Purpose: To compare the radiation dose and image quality, focused mainly on cardiac pulsation artifact, between high-pitch low-dose chest computed tomography (HP-LDCT) and standard low-dose chest CT (LDCT).
Patients and methods: One hundred patients underwent HP-LDCT (50 patients) or LDCT (50 patients). Scan parameters were the same except for the pitch and gantry rotation time: 3.0 vs. 1.2 and 0.28s vs. 0.5s, respectively. Objective image noise at five regions and subjective image quality, such as noise, artifacts, cardiac pulsation artifacts, and overall diagnostic acceptability, were evaluated using a five-point scale.

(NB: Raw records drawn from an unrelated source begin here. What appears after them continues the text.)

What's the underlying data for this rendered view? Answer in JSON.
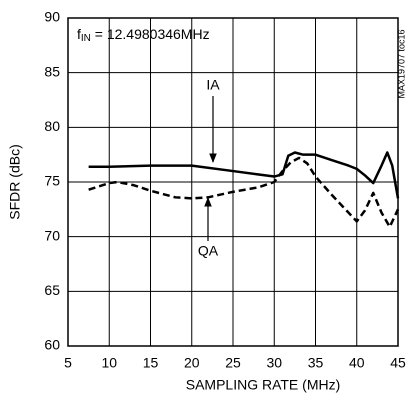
{
  "chart_data": {
    "type": "line",
    "xlabel": "SAMPLING RATE (MHz)",
    "ylabel": "SFDR (dBc)",
    "annotation": [
      "f",
      "IN",
      " = 12.4980346MHz"
    ],
    "figure_id": "MAX19707 toc16",
    "xlim": [
      5,
      45
    ],
    "xticks": [
      5,
      10,
      15,
      20,
      25,
      30,
      35,
      40,
      45
    ],
    "ylim": [
      60,
      90
    ],
    "yticks": [
      60,
      65,
      70,
      75,
      80,
      85,
      90
    ],
    "grid": true,
    "series": [
      {
        "name": "IA",
        "color": "#000000",
        "dash": false,
        "x": [
          7.5,
          10,
          15,
          20,
          25,
          28,
          30,
          31,
          31.7,
          32.5,
          33.5,
          35,
          37,
          39,
          40,
          41,
          42,
          43,
          43.7,
          44.3,
          45
        ],
        "values": [
          76.4,
          76.4,
          76.5,
          76.5,
          76.0,
          75.7,
          75.5,
          75.7,
          77.4,
          77.7,
          77.5,
          77.5,
          77.0,
          76.5,
          76.2,
          75.6,
          74.9,
          76.5,
          77.7,
          76.5,
          73.5
        ]
      },
      {
        "name": "QA",
        "color": "#000000",
        "dash": true,
        "x": [
          7.5,
          10,
          11,
          13,
          15,
          18,
          20,
          22,
          25,
          28,
          30,
          31,
          32,
          33,
          34,
          35,
          37,
          39,
          40,
          41,
          42,
          43,
          44,
          45
        ],
        "values": [
          74.3,
          74.9,
          75.0,
          74.7,
          74.2,
          73.6,
          73.5,
          73.6,
          74.1,
          74.5,
          75.0,
          76.0,
          76.8,
          77.2,
          76.7,
          75.5,
          73.8,
          72.2,
          71.4,
          72.4,
          74.0,
          72.2,
          70.9,
          72.5
        ]
      }
    ]
  }
}
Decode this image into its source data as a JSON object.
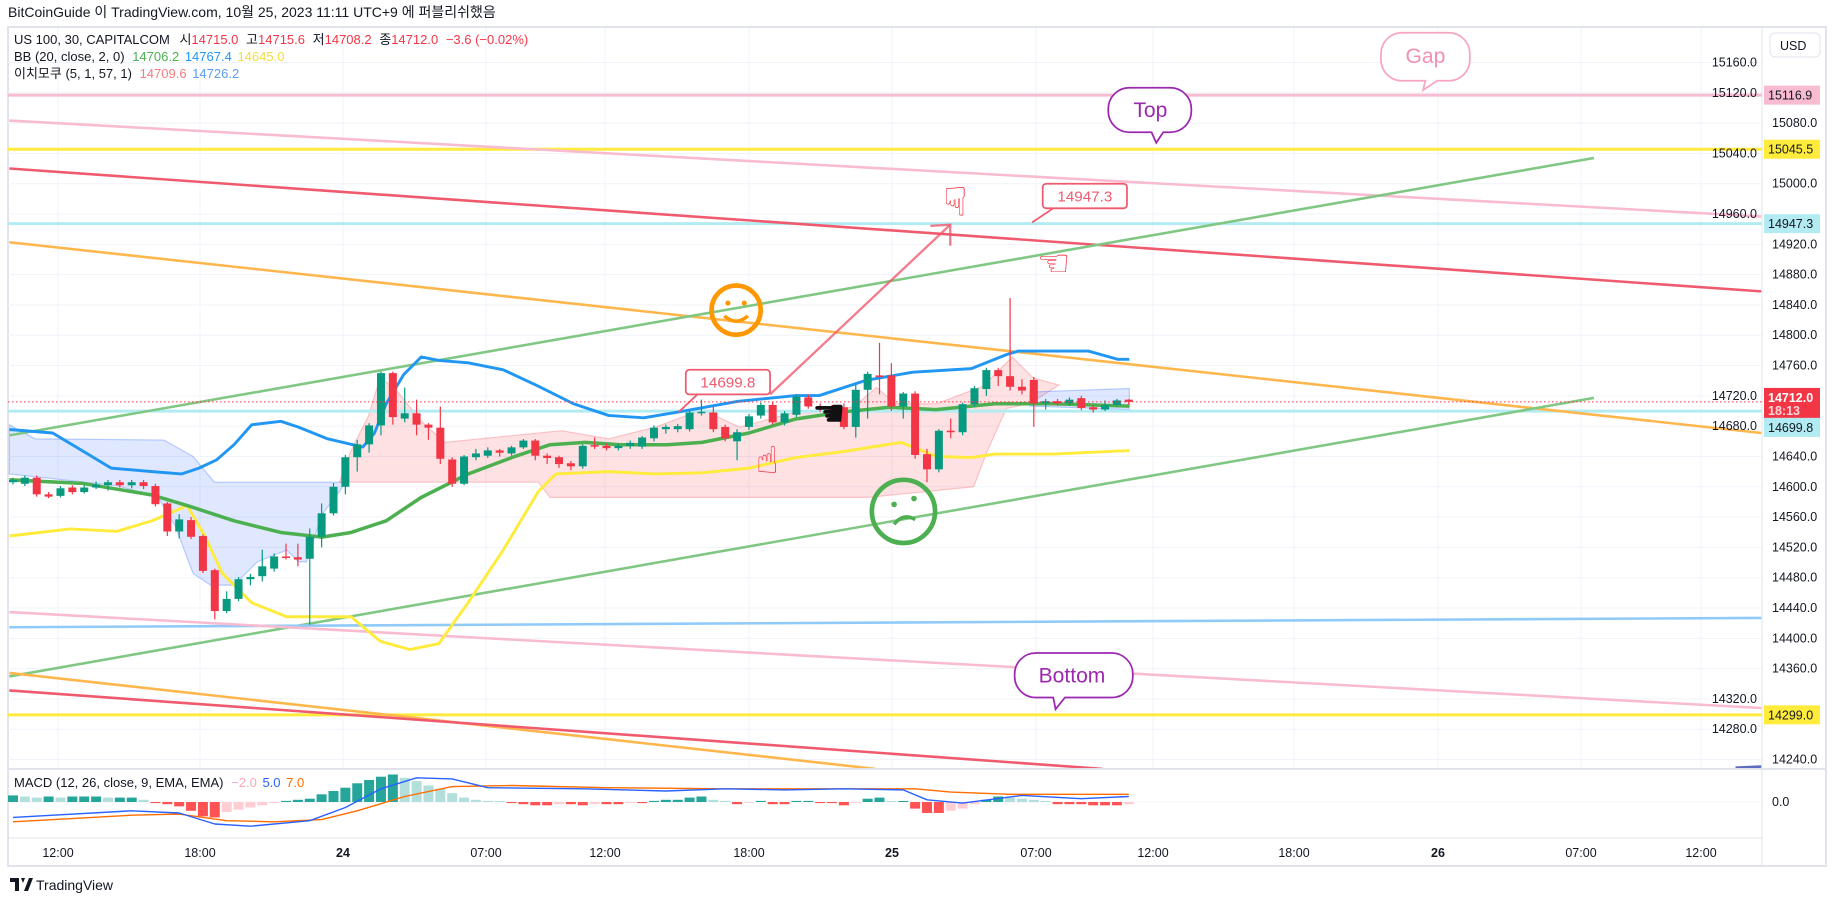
{
  "header": {
    "title": "BitCoinGuide 이 TradingView.com, 10월 25, 2023 11:11 UTC+9 에 퍼블리쉬했음"
  },
  "legend": {
    "symbol": "US 100, 30, CAPITALCOM",
    "open_label": "시",
    "open": "14715.0",
    "high_label": "고",
    "high": "14715.6",
    "low_label": "저",
    "low": "14708.2",
    "close_label": "종",
    "close": "14712.0",
    "change": "−3.6 (−0.02%)",
    "bb_name": "BB (20, close, 2, 0)",
    "bb_basis": "14706.2",
    "bb_upper": "14767.4",
    "bb_lower": "14645.0",
    "ichimoku_name": "이치모쿠 (5, 1, 57, 1)",
    "ichimoku_a": "14709.6",
    "ichimoku_b": "14726.2",
    "macd_name": "MACD (12, 26, close, 9, EMA, EMA)",
    "macd_hist": "−2.0",
    "macd_line": "5.0",
    "macd_signal": "7.0"
  },
  "currency_button": "USD",
  "colors": {
    "up": "#089981",
    "down": "#f23645",
    "bb_basis": "#4caf50",
    "bb_upper": "#2196f3",
    "bb_lower": "#ffeb3b",
    "macd": "#2962ff",
    "signal": "#ff6d00"
  },
  "price_axis": {
    "ticks": [
      "15160.0",
      "15120.0",
      "15080.0",
      "15040.0",
      "15000.0",
      "14960.0",
      "14920.0",
      "14880.0",
      "14840.0",
      "14800.0",
      "14760.0",
      "14720.0",
      "14680.0",
      "14640.0",
      "14600.0",
      "14560.0",
      "14520.0",
      "14480.0",
      "14440.0",
      "14400.0",
      "14360.0",
      "14320.0",
      "14280.0",
      "14240.0"
    ],
    "badges": [
      {
        "value": "15116.9",
        "bg": "#f8bbd0",
        "fg": "#131722"
      },
      {
        "value": "15045.5",
        "bg": "#ffeb3b",
        "fg": "#131722"
      },
      {
        "value": "14947.3",
        "bg": "#b2ebf2",
        "fg": "#131722"
      },
      {
        "value": "14712.0",
        "sub": "18:13",
        "bg": "#f23645",
        "fg": "#ffffff"
      },
      {
        "value": "14699.8",
        "bg": "#b2ebf2",
        "fg": "#131722"
      },
      {
        "value": "14299.0",
        "bg": "#ffeb3b",
        "fg": "#131722"
      }
    ],
    "macd_zero": "0.0"
  },
  "time_axis": [
    "12:00",
    "18:00",
    "24",
    "07:00",
    "12:00",
    "18:00",
    "25",
    "07:00",
    "12:00",
    "18:00",
    "26",
    "07:00",
    "12:00"
  ],
  "time_axis_bold": [
    2,
    6,
    10
  ],
  "annotations": {
    "gap": "Gap",
    "top": "Top",
    "bottom": "Bottom",
    "callout_high": "14947.3",
    "callout_low": "14699.8"
  },
  "footer": {
    "brand": "TradingView"
  },
  "chart_data": {
    "type": "candlestick",
    "symbol": "US 100",
    "interval": "30",
    "current_price": 14712.0,
    "horizontal_levels": [
      15116.9,
      15045.5,
      14947.3,
      14699.8,
      14299.0
    ],
    "candles_ohlc": [
      [
        14606,
        14612,
        14603,
        14609
      ],
      [
        14604,
        14615,
        14601,
        14612
      ],
      [
        14612,
        14615,
        14587,
        14590
      ],
      [
        14590,
        14593,
        14585,
        14587
      ],
      [
        14588,
        14601,
        14586,
        14598
      ],
      [
        14599,
        14602,
        14590,
        14593
      ],
      [
        14593,
        14602,
        14591,
        14599
      ],
      [
        14599,
        14607,
        14597,
        14603
      ],
      [
        14602,
        14609,
        14595,
        14606
      ],
      [
        14606,
        14609,
        14599,
        14602
      ],
      [
        14602,
        14609,
        14598,
        14606
      ],
      [
        14606,
        14609,
        14597,
        14601
      ],
      [
        14601,
        14604,
        14574,
        14577
      ],
      [
        14578,
        14580,
        14535,
        14541
      ],
      [
        14541,
        14564,
        14532,
        14557
      ],
      [
        14556,
        14560,
        14531,
        14534
      ],
      [
        14535,
        14537,
        14486,
        14489
      ],
      [
        14490,
        14492,
        14425,
        14436
      ],
      [
        14436,
        14462,
        14433,
        14452
      ],
      [
        14452,
        14481,
        14449,
        14478
      ],
      [
        14478,
        14485,
        14470,
        14481
      ],
      [
        14482,
        14517,
        14475,
        14495
      ],
      [
        14492,
        14512,
        14488,
        14508
      ],
      [
        14508,
        14525,
        14504,
        14506
      ],
      [
        14507,
        14525,
        14495,
        14504
      ],
      [
        14505,
        14545,
        14418,
        14534
      ],
      [
        14534,
        14578,
        14520,
        14565
      ],
      [
        14565,
        14605,
        14562,
        14600
      ],
      [
        14600,
        14642,
        14590,
        14639
      ],
      [
        14639,
        14662,
        14620,
        14656
      ],
      [
        14656,
        14684,
        14645,
        14681
      ],
      [
        14681,
        14752,
        14668,
        14750
      ],
      [
        14750,
        14752,
        14682,
        14692
      ],
      [
        14690,
        14731,
        14685,
        14697
      ],
      [
        14697,
        14715,
        14668,
        14682
      ],
      [
        14682,
        14684,
        14662,
        14678
      ],
      [
        14678,
        14706,
        14630,
        14637
      ],
      [
        14636,
        14639,
        14600,
        14604
      ],
      [
        14604,
        14642,
        14602,
        14640
      ],
      [
        14639,
        14650,
        14635,
        14644
      ],
      [
        14641,
        14652,
        14638,
        14648
      ],
      [
        14648,
        14650,
        14640,
        14645
      ],
      [
        14644,
        14654,
        14641,
        14652
      ],
      [
        14652,
        14663,
        14650,
        14661
      ],
      [
        14661,
        14663,
        14635,
        14641
      ],
      [
        14641,
        14644,
        14630,
        14638
      ],
      [
        14639,
        14641,
        14625,
        14630
      ],
      [
        14631,
        14634,
        14622,
        14627
      ],
      [
        14627,
        14656,
        14624,
        14654
      ],
      [
        14655,
        14665,
        14650,
        14653
      ],
      [
        14654,
        14657,
        14648,
        14651
      ],
      [
        14651,
        14657,
        14648,
        14654
      ],
      [
        14654,
        14661,
        14650,
        14658
      ],
      [
        14653,
        14667,
        14650,
        14665
      ],
      [
        14664,
        14681,
        14660,
        14678
      ],
      [
        14676,
        14682,
        14670,
        14679
      ],
      [
        14676,
        14683,
        14672,
        14680
      ],
      [
        14676,
        14700,
        14673,
        14698
      ],
      [
        14697,
        14715,
        14694,
        14699
      ],
      [
        14698,
        14706,
        14672,
        14676
      ],
      [
        14679,
        14682,
        14660,
        14664
      ],
      [
        14660,
        14676,
        14635,
        14672
      ],
      [
        14679,
        14696,
        14675,
        14693
      ],
      [
        14694,
        14711,
        14690,
        14708
      ],
      [
        14708,
        14712,
        14682,
        14685
      ],
      [
        14685,
        14700,
        14681,
        14697
      ],
      [
        14695,
        14722,
        14692,
        14719
      ],
      [
        14718,
        14722,
        14703,
        14706
      ],
      [
        14706,
        14710,
        14699,
        14702
      ],
      [
        14703,
        14708,
        14695,
        14700
      ],
      [
        14705,
        14710,
        14676,
        14679
      ],
      [
        14679,
        14735,
        14665,
        14728
      ],
      [
        14728,
        14752,
        14690,
        14749
      ],
      [
        14747,
        14790,
        14722,
        14745
      ],
      [
        14747,
        14763,
        14700,
        14706
      ],
      [
        14706,
        14725,
        14690,
        14723
      ],
      [
        14723,
        14726,
        14637,
        14642
      ],
      [
        14643,
        14650,
        14606,
        14623
      ],
      [
        14623,
        14676,
        14619,
        14674
      ],
      [
        14674,
        14690,
        14664,
        14672
      ],
      [
        14672,
        14711,
        14668,
        14709
      ],
      [
        14709,
        14733,
        14705,
        14730
      ],
      [
        14729,
        14757,
        14720,
        14754
      ],
      [
        14754,
        14757,
        14733,
        14746
      ],
      [
        14746,
        14849,
        14727,
        14732
      ],
      [
        14732,
        14742,
        14722,
        14727
      ],
      [
        14741,
        14745,
        14679,
        14710
      ],
      [
        14710,
        14716,
        14702,
        14713
      ],
      [
        14713,
        14716,
        14707,
        14710
      ],
      [
        14710,
        14718,
        14707,
        14715
      ],
      [
        14717,
        14720,
        14701,
        14704
      ],
      [
        14705,
        14708,
        14698,
        14702
      ],
      [
        14702,
        14714,
        14700,
        14708
      ],
      [
        14708,
        14716,
        14706,
        14714
      ],
      [
        14715,
        14715.6,
        14708.2,
        14712
      ]
    ],
    "macd_histogram": [
      6,
      5,
      4,
      5,
      4,
      5,
      5,
      5,
      4,
      4,
      4,
      2,
      -1,
      -2,
      -4,
      -8,
      -13,
      -14,
      -9,
      -7,
      -5,
      -3,
      -1,
      1,
      2,
      3,
      7,
      10,
      13,
      17,
      20,
      23,
      25,
      22,
      19,
      15,
      12,
      8,
      4,
      2,
      1,
      0.5,
      -1,
      -2,
      -3,
      -3,
      -2,
      -2,
      -3,
      -2,
      -2,
      -2,
      -1,
      -1,
      1,
      2,
      2,
      4,
      5,
      2,
      1,
      -2,
      -0.5,
      1,
      -2,
      -2,
      1,
      1,
      -1,
      -1,
      -3,
      -1,
      3,
      4,
      0.5,
      0.5,
      -6,
      -10,
      -10,
      -8,
      -6,
      -2,
      2,
      5,
      4,
      3,
      2,
      1,
      -2,
      -2,
      -2,
      -3,
      -3,
      -3,
      -2
    ],
    "macd_line": [
      [
        0,
        -14
      ],
      [
        10,
        -8
      ],
      [
        14,
        -10
      ],
      [
        17,
        -20
      ],
      [
        20,
        -22
      ],
      [
        25,
        -17
      ],
      [
        28,
        -5
      ],
      [
        31,
        12
      ],
      [
        34,
        22
      ],
      [
        37,
        21
      ],
      [
        40,
        13
      ],
      [
        48,
        12
      ],
      [
        55,
        10
      ],
      [
        60,
        12
      ],
      [
        65,
        11
      ],
      [
        70,
        12
      ],
      [
        75,
        11
      ],
      [
        77,
        2
      ],
      [
        80,
        -1
      ],
      [
        85,
        6
      ],
      [
        90,
        3
      ],
      [
        94,
        5
      ]
    ],
    "signal_line": [
      [
        0,
        -18
      ],
      [
        10,
        -12
      ],
      [
        14,
        -11
      ],
      [
        18,
        -17
      ],
      [
        22,
        -18
      ],
      [
        26,
        -16
      ],
      [
        29,
        -8
      ],
      [
        33,
        5
      ],
      [
        37,
        14
      ],
      [
        42,
        15
      ],
      [
        50,
        13
      ],
      [
        60,
        12
      ],
      [
        70,
        12
      ],
      [
        76,
        12
      ],
      [
        79,
        9
      ],
      [
        84,
        7
      ],
      [
        90,
        7
      ],
      [
        94,
        7
      ]
    ]
  }
}
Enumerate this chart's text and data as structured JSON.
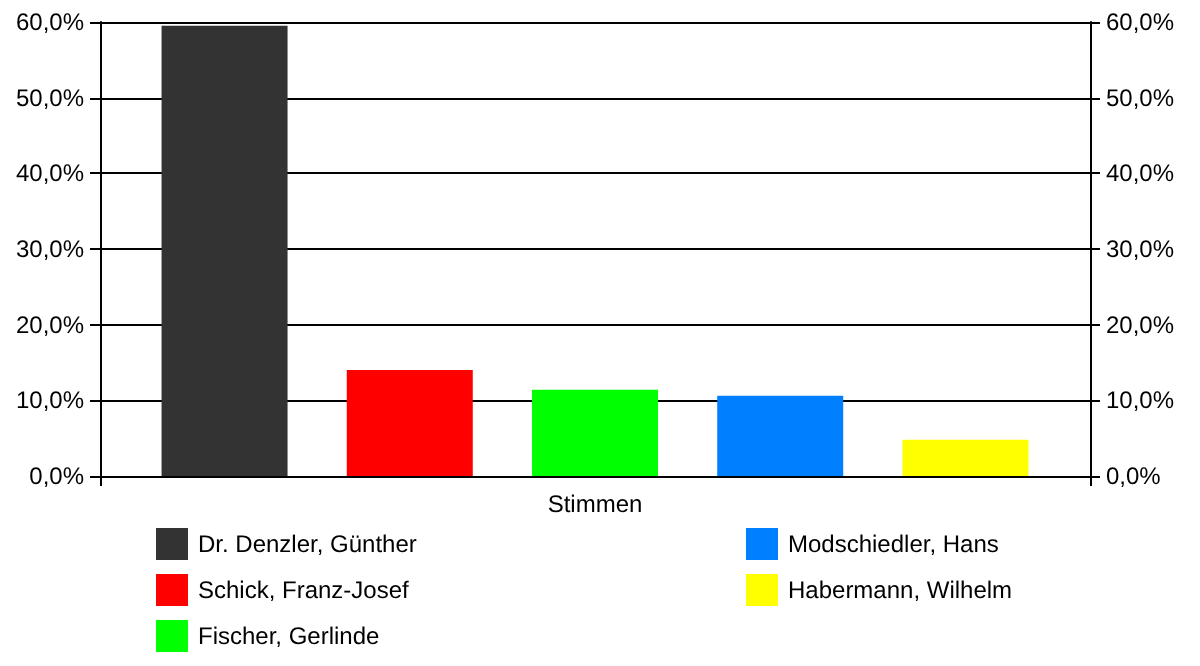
{
  "chart_data": {
    "type": "bar",
    "categories": [
      "Stimmen"
    ],
    "series": [
      {
        "name": "Dr. Denzler, Günther",
        "color": "#333333",
        "values": [
          59.5
        ]
      },
      {
        "name": "Schick, Franz-Josef",
        "color": "#ff0000",
        "values": [
          14.0
        ]
      },
      {
        "name": "Fischer, Gerlinde",
        "color": "#00ff00",
        "values": [
          11.4
        ]
      },
      {
        "name": "Modschiedler, Hans",
        "color": "#0080ff",
        "values": [
          10.6
        ]
      },
      {
        "name": "Habermann, Wilhelm",
        "color": "#ffff00",
        "values": [
          4.8
        ]
      }
    ],
    "ylim": [
      0,
      60
    ],
    "yticks": [
      {
        "value": 0,
        "label": "0,0%"
      },
      {
        "value": 10,
        "label": "10,0%"
      },
      {
        "value": 20,
        "label": "20,0%"
      },
      {
        "value": 30,
        "label": "30,0%"
      },
      {
        "value": 40,
        "label": "40,0%"
      },
      {
        "value": 50,
        "label": "50,0%"
      },
      {
        "value": 60,
        "label": "60,0%"
      }
    ],
    "grid": "y",
    "legend": "bottom"
  }
}
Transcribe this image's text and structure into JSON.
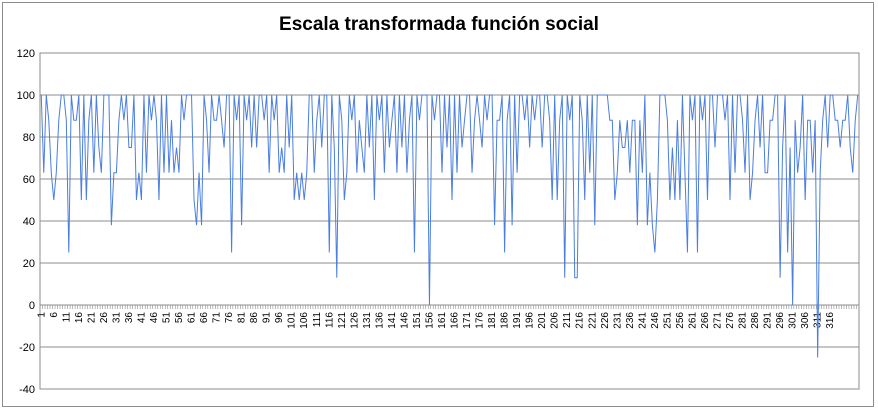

The significance level for all tests was set at P<0.05.
Results: The dose-length products (DLPs) with HP-LDCT and LDCT were 90.2±4.3mGycm and 103.1±6.4mGycm, respectively (P<0.01). DLP of HP-LDCT showed a 13% reduction versus LDCT. Objective image noise was not significantly different. Cardiac pulsation artifacts showed a significant reduction on HP-LDCT (P<0.01). Other subjective image quality parameters of HP-LDCT were similar to those of LDCT. The overall diagnostic acceptability of HP-LDCT was better than that of LDCT (P<0.01).
Conclusions: HP-LDCT showed a 13% mean radiation dose reduction with no deterioration in image quality due to cardiac pulsation artifacts.
Keywords: Dual-source CT; High-pitch; Radiation dose reduction; Thorax.